Knowledge for a sustainable world

Jonne Rodenburg

Walking through a field of sorghum, your vision might be drawn upwards to the plant’s impressively tall stalks, its waxy green leaves or its large panicles. You may be unaware of what is happening to the crops under your feet. A cereal species of the grass family (Poaceae), sorghum is an important crop worldwide.

Its edible starchy seeds are used for food – it is a staple in sub-Saharan Africa, where it is primarily ground into flour and made into a stiff porridge. It can also be used for the production of alcoholic beverages and biofuels, and the stalks and leaves can be used as animal fodder or building materials. Despite its good adaptation to African growing conditions, the crop suffers from multiple production constraints. Underfoot, you will find the two most urgent constraints: poor soils, and infestation by a parasitic weed called Striga – also known as ‘witchweed’ as it causes damage to the host plant when it is still in its invisible underground stages. Striga parasitises sorghum through its roots, resulting in severe yield reductions.

A Royal Society-funded project called ‘Striga Smart Sorghum Solutions for Smallholders in East Africa’ is running from 2019–2023. The project, led by NRI in close collaboration with Kenyatta University (KU) in Kenya, aims to overcome the above constraints. As Striga cannot be controlled sustainably by a stand-alone technique, the project aims to improve and combine two approaches: deploying sorghum cultivars with increased levels of Striga resistance, and applying fertilisers.
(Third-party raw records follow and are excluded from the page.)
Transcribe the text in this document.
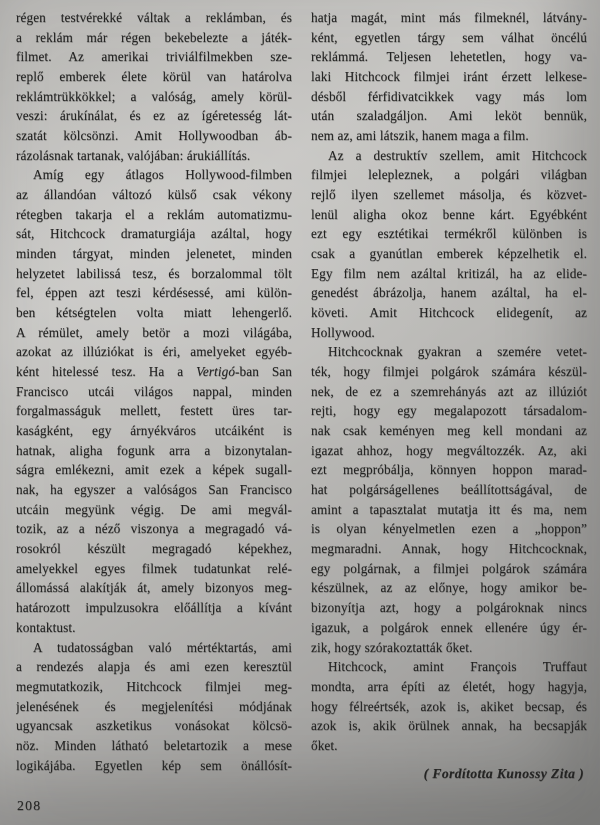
régen testvérekké váltak a reklámban, és
a reklám már régen bekebelezte a játék-
filmet. Az amerikai triviálfilmekben sze-
replő emberek élete körül van határolva
reklámtrükkökkel; a valóság, amely körül-
veszi: árukínálat, és ez az ígéretesség lát-
szatát kölcsönzi. Amit Hollywoodban áb-
rázolásnak tartanak, valójában: árukiállítás.
Amíg egy átlagos Hollywood-filmben
az állandóan változó külső csak vékony
rétegben takarja el a reklám automatizmu-
sát, Hitchcock dramaturgiája azáltal, hogy
minden tárgyat, minden jelenetet, minden
helyzetet labilissá tesz, és borzalommal tölt
fel, éppen azt teszi kérdésessé, ami külön-
ben kétségtelen volta miatt lehengerlő.
A rémület, amely betör a mozi világába,
azokat az illúziókat is éri, amelyeket egyéb-
ként hitelessé tesz. Ha a Vertigó-ban San
Francisco utcái világos nappal, minden
forgalmasságuk mellett, festett üres tar-
kaságként, egy árnyékváros utcáiként is
hatnak, aligha fogunk arra a bizonytalan-
ságra emlékezni, amit ezek a képek sugall-
nak, ha egyszer a valóságos San Francisco
utcáin megyünk végig. De ami megvál-
tozik, az a néző viszonya a megragadó vá-
rosokról készült megragadó képekhez,
amelyekkel egyes filmek tudatunkat relé-
állomássá alakítják át, amely bizonyos meg-
határozott impulzusokra előállítja a kívánt
kontaktust.
A tudatosságban való mértéktartás, ami
a rendezés alapja és ami ezen keresztül
megmutatkozik, Hitchcock filmjei meg-
jelenésének és megjelenítési módjának
ugyancsak aszketikus vonásokat kölcsö-
nöz. Minden látható beletartozik a mese
logikájába. Egyetlen kép sem önállósít-
hatja magát, mint más filmeknél, látvány-
ként, egyetlen tárgy sem válhat öncélú
reklámmá. Teljesen lehetetlen, hogy va-
laki Hitchcock filmjei iránt érzett lelkese-
désből férfidivatcikkek vagy más lom
után szaladgáljon. Ami leköt bennük,
nem az, ami látszik, hanem maga a film.
Az a destruktív szellem, amit Hitchcock
filmjei lelepleznek, a polgári világban
rejlő ilyen szellemet másolja, és közvet-
lenül aligha okoz benne kárt. Egyébként
ezt egy esztétikai termékről különben is
csak a gyanútlan emberek képzelhetik el.
Egy film nem azáltal kritizál, ha az elide-
genedést ábrázolja, hanem azáltal, ha el-
követi. Amit Hitchcock elidegenít, az
Hollywood.
Hitchcocknak gyakran a szemére vetet-
ték, hogy filmjei polgárok számára készül-
nek, de ez a szemrehányás azt az illúziót
rejti, hogy egy megalapozott társadalom-
nak csak keményen meg kell mondani az
igazat ahhoz, hogy megváltozzék. Az, aki
ezt megpróbálja, könnyen hoppon marad-
hat polgárságellenes beállítottságával, de
amint a tapasztalat mutatja itt és ma, nem
is olyan kényelmetlen ezen a „hoppon”
megmaradni. Annak, hogy Hitchcocknak,
egy polgárnak, a filmjei polgárok számára
készülnek, az az előnye, hogy amikor be-
bizonyítja azt, hogy a polgároknak nincs
igazuk, a polgárok ennek ellenére úgy ér-
zik, hogy szórakoztatták őket.
Hitchcock, amint François Truffaut
mondta, arra építi az életét, hogy hagyja,
hogy félreértsék, azok is, akiket becsap, és
azok is, akik örülnek annak, ha becsapják
őket.
( Fordította Kunossy Zita )
208
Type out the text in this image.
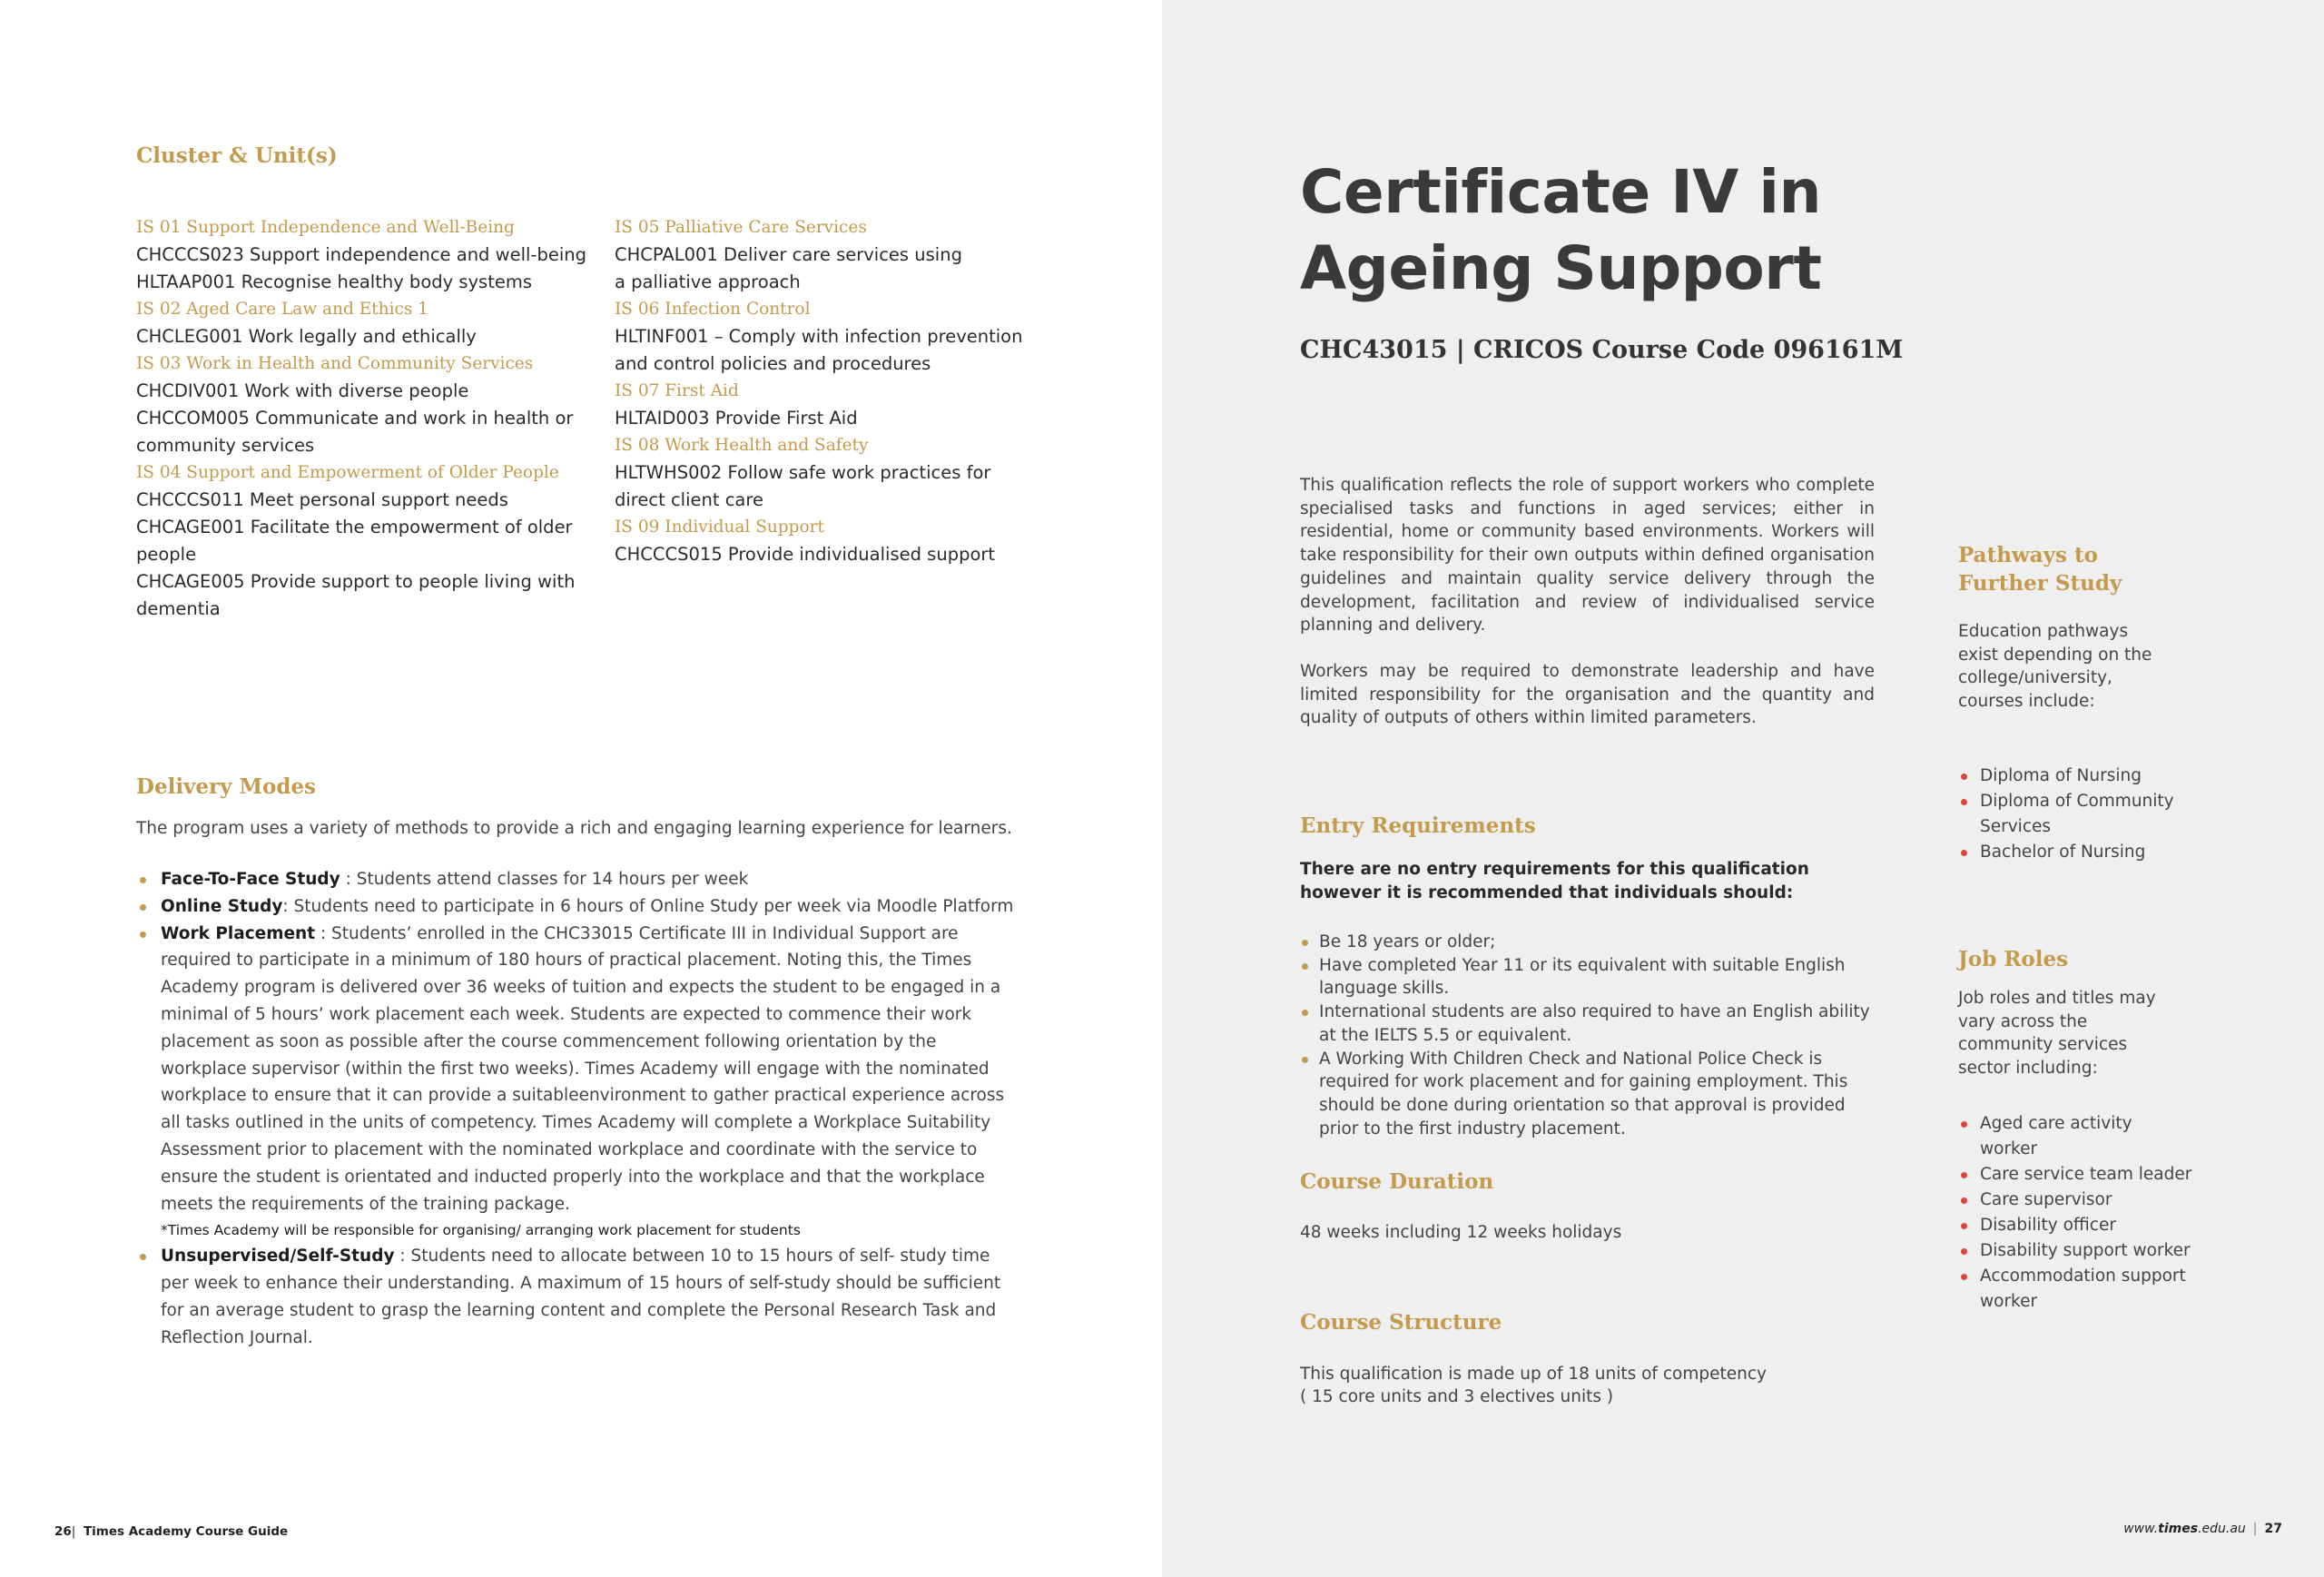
Cluster & Unit(s)

IS 01 Support Independence and Well-Being

CHCCCS023 Support independence and well-being

HLTAAP001 Recognise healthy body systems

IS 02 Aged Care Law and Ethics 1

CHCLEG001 Work legally and ethically

IS 03 Work in Health and Community Services

CHCDIV001 Work with diverse people

CHCCOM005 Communicate and work in health or

community services

IS 04 Support and Empowerment of Older People

CHCCCS011 Meet personal support needs

CHCAGE001 Facilitate the empowerment of older

people

CHCAGE005 Provide support to people living with

dementia

IS 05 Palliative Care Services

CHCPAL001 Deliver care services using

a palliative approach

IS 06 Infection Control

HLTINF001 – Comply with infection prevention

and control policies and procedures

IS 07 First Aid

HLTAID003 Provide First Aid

IS 08 Work Health and Safety

HLTWHS002 Follow safe work practices for

direct client care

IS 09 Individual Support

CHCCCS015 Provide individualised support

Delivery Modes

The program uses a variety of methods to provide a rich and engaging learning experience for learners.

Face-To-Face Study : Students attend classes for 14 hours per week
Online Study: Students need to participate in 6 hours of Online Study per week via Moodle Platform
Work Placement : Students’ enrolled in the CHC33015 Certificate III in Individual Support are required to participate in a minimum of 180 hours of practical placement. Noting this, the Times Academy program is delivered over 36 weeks of tuition and expects the student to be engaged in a minimal of 5 hours’ work placement each week. Students are expected to commence their work placement as soon as possible after the course commencement following orientation by the workplace supervisor (within the first two weeks). Times Academy will engage with the nominated workplace to ensure that it can provide a suitableenvironment to gather practical experience across all tasks outlined in the units of competency. Times Academy will complete a Workplace Suitability Assessment prior to placement with the nominated workplace and coordinate with the service to ensure the student is orientated and inducted properly into the workplace and that the workplace meets the requirements of the training package.
*Times Academy will be responsible for organising/ arranging work placement for students
Unsupervised/Self-Study : Students need to allocate between 10 to 15 hours of self- study time per week to enhance their understanding. A maximum of 15 hours of self-study should be sufficient for an average student to grasp the learning content and complete the Personal Research Task and Reflection Journal.
26|  Times Academy Course Guide
Certificate IV in
Ageing Support
CHC43015 | CRICOS Course Code 096161M

This qualification reflects the role of support workers who complete specialised tasks and functions in aged services; either in residential, home or community based environments. Workers will take responsibility for their own outputs within defined organisation guidelines and maintain quality service delivery through the development, facilitation and review of individualised service planning and delivery.

Workers may be required to demonstrate leadership and have limited responsibility for the organisation and the quantity and quality of outputs of others within limited parameters.

Entry Requirements

There are no entry requirements for this qualification however it is recommended that individuals should:

Be 18 years or older;
Have completed Year 11 or its equivalent with suitable English language skills.
International students are also required to have an English ability at the IELTS 5.5 or equivalent.
A Working With Children Check and National Police Check is required for work placement and for gaining employment. This should be done during orientation so that approval is provided prior to the first industry placement.
Course Duration

48 weeks including 12 weeks holidays

Course Structure

This qualification is made up of 18 units of competency
( 15 core units and 3 electives units )

Pathways to Further Study

Education pathways exist depending on the college/university, courses include:

Diploma of Nursing
Diploma of Community Services
Bachelor of Nursing
Job Roles

Job roles and titles may vary across the community services sector including:

Aged care activity worker
Care service team leader
Care supervisor
Disability officer
Disability support worker
Accommodation support worker
www.times.edu.au | 27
The team’s biomolecular work, mostly carried out at KU, involves confirming the genes that are responsible for different resistance mechanisms by switching them on or off using a novel gene-editing technique called CRISPR/Cas. This technique is also being used to transfer resistance genes to cultivars that are preferred by farmers and adapted to local growing conditions. The team conducted trials in farmers’ fields in western Kenya, where problems with Striga are severe. A range of sorghum varieties with previously identified Striga resistance were tested, and farmers were invited to evaluate them.

The team has also investigated which nutrients play a role in Striga resistance and tolerance and how they can best be delivered as fertiliser in order to enhance the efficacy of these Striga defence mechanisms and overall crop performance. The aim is to develop high-effect and low-cost fertiliser technologies, by determining the best composition, the minimum required amount, and best application mode. The team conducted a range of plant experiments under controlled environmental conditions in NRI’s new greenhouse facility. In an experimental plant growth set-up called the mini-rhizotron (allowing the study of roots and ‘underground’ Striga infections), the team grew sorghum plants with pre-germinated Striga seeds under specific fertiliser regimes. Initial results show that macro-nutrients reduced Striga infection levels on sorghum varieties that already have partial resistance. In experiments where sorghum plants were grown in Striga-infested soil, the team found a positive effect from fertilisers on both Striga resistance and tolerance, in particular when the fertilisers were sprayed on the crop plant leaves, compared to the conventional soil application method. Next steps include farmer participatory testing combinations of sorghum varieties and fertiliser solutions on farms in Kenya. Dissemination of the technologies generated by the project have the potential to enable millions of farmers across Africa to become more food secure.